Le non respect de la constitution ou la mauvaise interprétation de celle-ci est la cause de plusieurs crises politiques en Afrique. Nous avons de plus en plus sur notre continent des dirigeants certifiés es "manipulation de la constitution" qui s'en servent pour s’éterniser au pouvoir et des opposants qui trouvent en certaines décisions constitutionnelles des prétextes valables pour appeler le peuple à manifester dans les rues. Mais en réalité, menons-nous le bon combat en demandant la non modification de la constitution? Ne devons-nous pas plutôt exiger que cette modification se face de façon constitutionnelle?
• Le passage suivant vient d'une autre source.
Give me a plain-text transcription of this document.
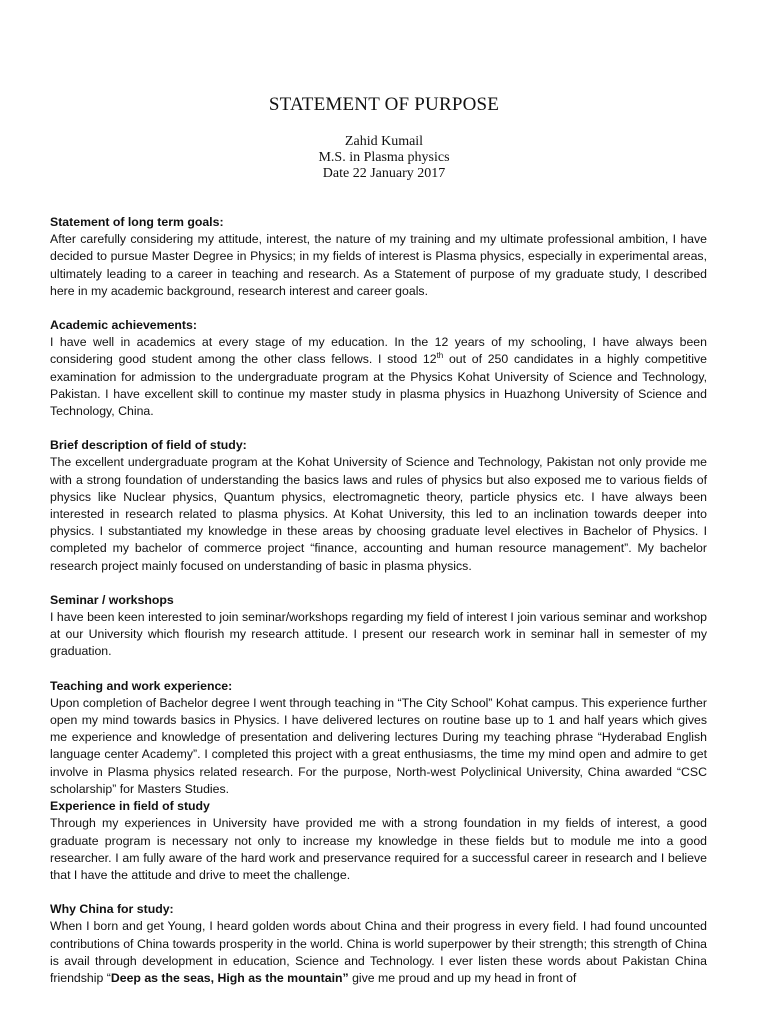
STATEMENT OF PURPOSE
Zahid Kumail
M.S. in Plasma physics
Date 22 January 2017

Statement of long term goals:

After carefully considering my attitude, interest, the nature of my training and my ultimate professional ambition, I have decided to pursue Master Degree in Physics; in my fields of interest is Plasma physics, especially in experimental areas, ultimately leading to a career in teaching and research. As a Statement of purpose of my graduate study, I described here in my academic background, research interest and career goals.

Academic achievements:

I have well in academics at every stage of my education. In the 12 years of my schooling, I have always been considering good student among the other class fellows. I stood 12th out of 250 candidates in a highly competitive examination for admission to the undergraduate program at the Physics Kohat University of Science and Technology, Pakistan. I have excellent skill to continue my master study in plasma physics in Huazhong University of Science and Technology, China.

Brief description of field of study:

The excellent undergraduate program at the Kohat University of Science and Technology, Pakistan not only provide me with a strong foundation of understanding the basics laws and rules of physics but also exposed me to various fields of physics like Nuclear physics, Quantum physics, electromagnetic theory, particle physics etc. I have always been interested in research related to plasma physics. At Kohat University, this led to an inclination towards deeper into physics. I substantiated my knowledge in these areas by choosing graduate level electives in Bachelor of Physics. I completed my bachelor of commerce project “finance, accounting and human resource management”. My bachelor research project mainly focused on understanding of basic in plasma physics.

Seminar / workshops

I have been keen interested to join seminar/workshops regarding my field of interest I join various seminar and workshop at our University which flourish my research attitude. I present our research work in seminar hall in semester of my graduation.

Teaching and work experience:

Upon completion of Bachelor degree I went through teaching in “The City School” Kohat campus. This experience further open my mind towards basics in Physics. I have delivered lectures on routine base up to 1 and half years which gives me experience and knowledge of presentation and delivering lectures During my teaching phrase “Hyderabad English language center Academy”. I completed this project with a great enthusiasms, the time my mind open and admire to get involve in Plasma physics related research. For the purpose, North-west Polyclinical University, China awarded “CSC scholarship” for Masters Studies.

Experience in field of study

Through my experiences in University have provided me with a strong foundation in my fields of interest, a good graduate program is necessary not only to increase my knowledge in these fields but to module me into a good researcher. I am fully aware of the hard work and preservance required for a successful career in research and I believe that I have the attitude and drive to meet the challenge.

Why China for study:

When I born and get Young, I heard golden words about China and their progress in every field. I had found uncounted contributions of China towards prosperity in the world. China is world superpower by their strength; this strength of China is avail through development in education, Science and Technology. I ever listen these words about Pakistan China friendship “Deep as the seas, High as the mountain” give me proud and up my head in front of
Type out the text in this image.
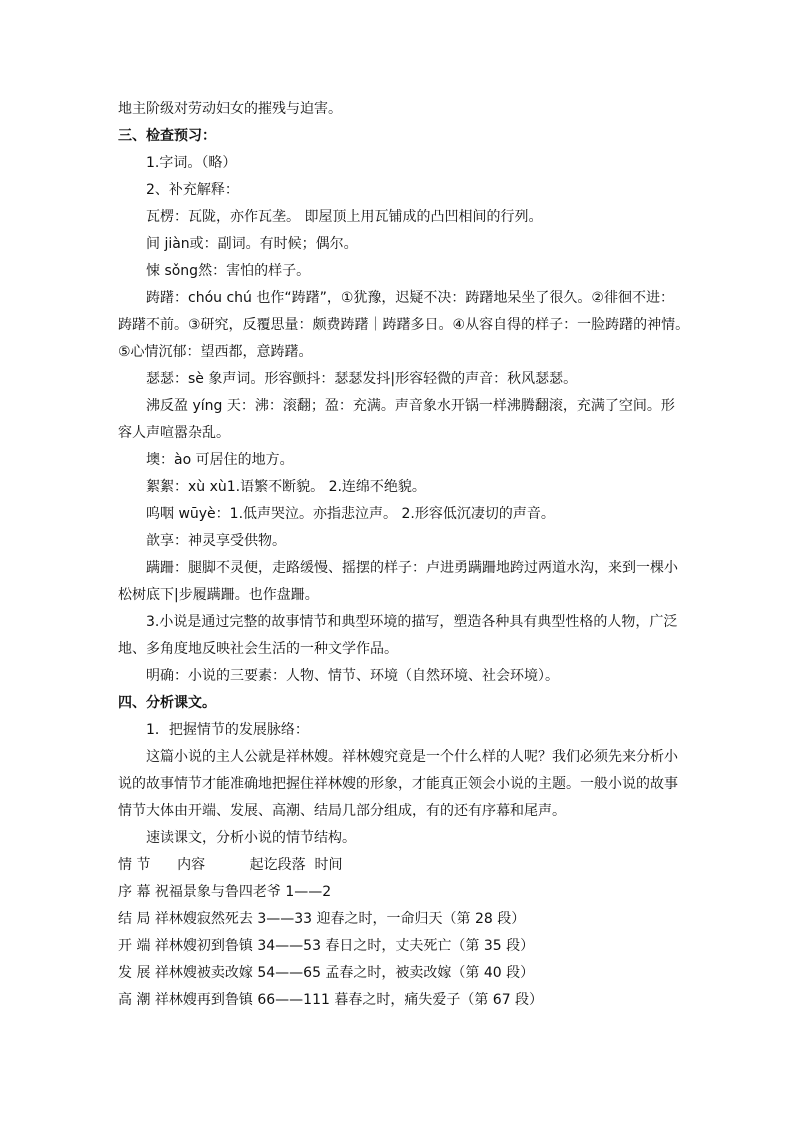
地主阶级对劳动妇女的摧残与迫害。

三、检查预习：

1.字词。（略）

2、补充解释：

瓦楞：瓦陇，亦作瓦垄。 即屋顶上用瓦铺成的凸凹相间的行列。

间 jiàn或：副词。有时候；偶尔。

悚 sǒng然：害怕的样子。

踌躇：chóu chú 也作“踌躇”，①犹豫，迟疑不决：踌躇地呆坐了很久。②徘徊不进：

踌躇不前。③研究，反覆思量：颇费踌躇｜踌躇多日。④从容自得的样子：一脸踌躇的神情。

⑤心情沉郁：望西都，意踌躇。

瑟瑟：sè 象声词。形容颤抖：瑟瑟发抖|形容轻微的声音：秋风瑟瑟。

沸反盈 yíng 天：沸：滚翻；盈：充满。声音象水开锅一样沸腾翻滚，充满了空间。形

容人声喧嚣杂乱。

墺：ào 可居住的地方。

絮絮：xù xù1.语繁不断貌。 2.连绵不绝貌。

呜咽 wūyè：1.低声哭泣。亦指悲泣声。 2.形容低沉凄切的声音。

歆享：神灵享受供物。

蹒跚：腿脚不灵便，走路缓慢、摇摆的样子：卢进勇蹒跚地跨过两道水沟，来到一棵小

松树底下|步履蹒跚。也作盘跚。

3.小说是通过完整的故事情节和典型环境的描写，塑造各种具有典型性格的人物，广泛

地、多角度地反映社会生活的一种文学作品。

明确：小说的三要素：人物、情节、环境（自然环境、社会环境）。

四、分析课文。

1．把握情节的发展脉络：

这篇小说的主人公就是祥林嫂。祥林嫂究竟是一个什么样的人呢？我们必须先来分析小

说的故事情节才能准确地把握住祥林嫂的形象，才能真正领会小说的主题。一般小说的故事

情节大体由开端、发展、高潮、结局几部分组成，有的还有序幕和尾声。

速读课文，分析小说的情节结构。

情 节      内容          起讫段落  时间

序 幕 祝福景象与鲁四老爷 1——2

结 局 祥林嫂寂然死去 3——33 迎春之时，一命归天（第 28 段）

开 端 祥林嫂初到鲁镇 34——53 春日之时，丈夫死亡（第 35 段）

发 展 祥林嫂被卖改嫁 54——65 孟春之时，被卖改嫁（第 40 段）

高 潮 祥林嫂再到鲁镇 66——111 暮春之时，痛失爱子（第 67 段）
Sans être un juriste ou un spécialiste du droit constitutionnel, je peux affirmer que les constitutions Africaines prévoient un mécanisme de modification au cas où l'on voudrait modifier l'un de ces articles; referendum. Le peuple qui vote la constitution est le seul à pouvoir la modifier. Notre véritable combat serai donc de ne pas exiger "la non modification des constitutions" mais plutôt d'exiger que "la modification se fasse dans les règles" c'est à dire par la consultation du peuple. Vouloir exiger la non modification pur et simple est en soit un acte antidémocratique. Au Congo Brazaville, le président SASSOU GUESSO s'apprête à modifier la constitution de son pays pour se représenter aux prochaines élections présidentielles. La question qu'il faut se poser est de savoir s'il en a le droit ou pas? Apparemment oui, mais par quel moyen va t-il le faire? Voila là où devrai se poser le problème. Les opposants Congolais doivent exiger que cette modification se fasse dans les règles, un referendum doit être organisé pour permettre au peuple de se prononcer par un  "oui" ou par un "non" si la constitution doit être modifiée. En Côte d'Ivoire, l'opposition regroupée au seins de la coalition nationale pour le changement(CNC) doit exiger et obtenir du président sortant Alassane Ouattara un referendum pour la modification ou non de l'article 35 car la constitution lui autorise également de modifier la constitution pour se représenter. Modifier une constitution sans consulter le peuple, sans passer par un referendum est une violation grave de celle-ci. MENONS LE BON COMBAT.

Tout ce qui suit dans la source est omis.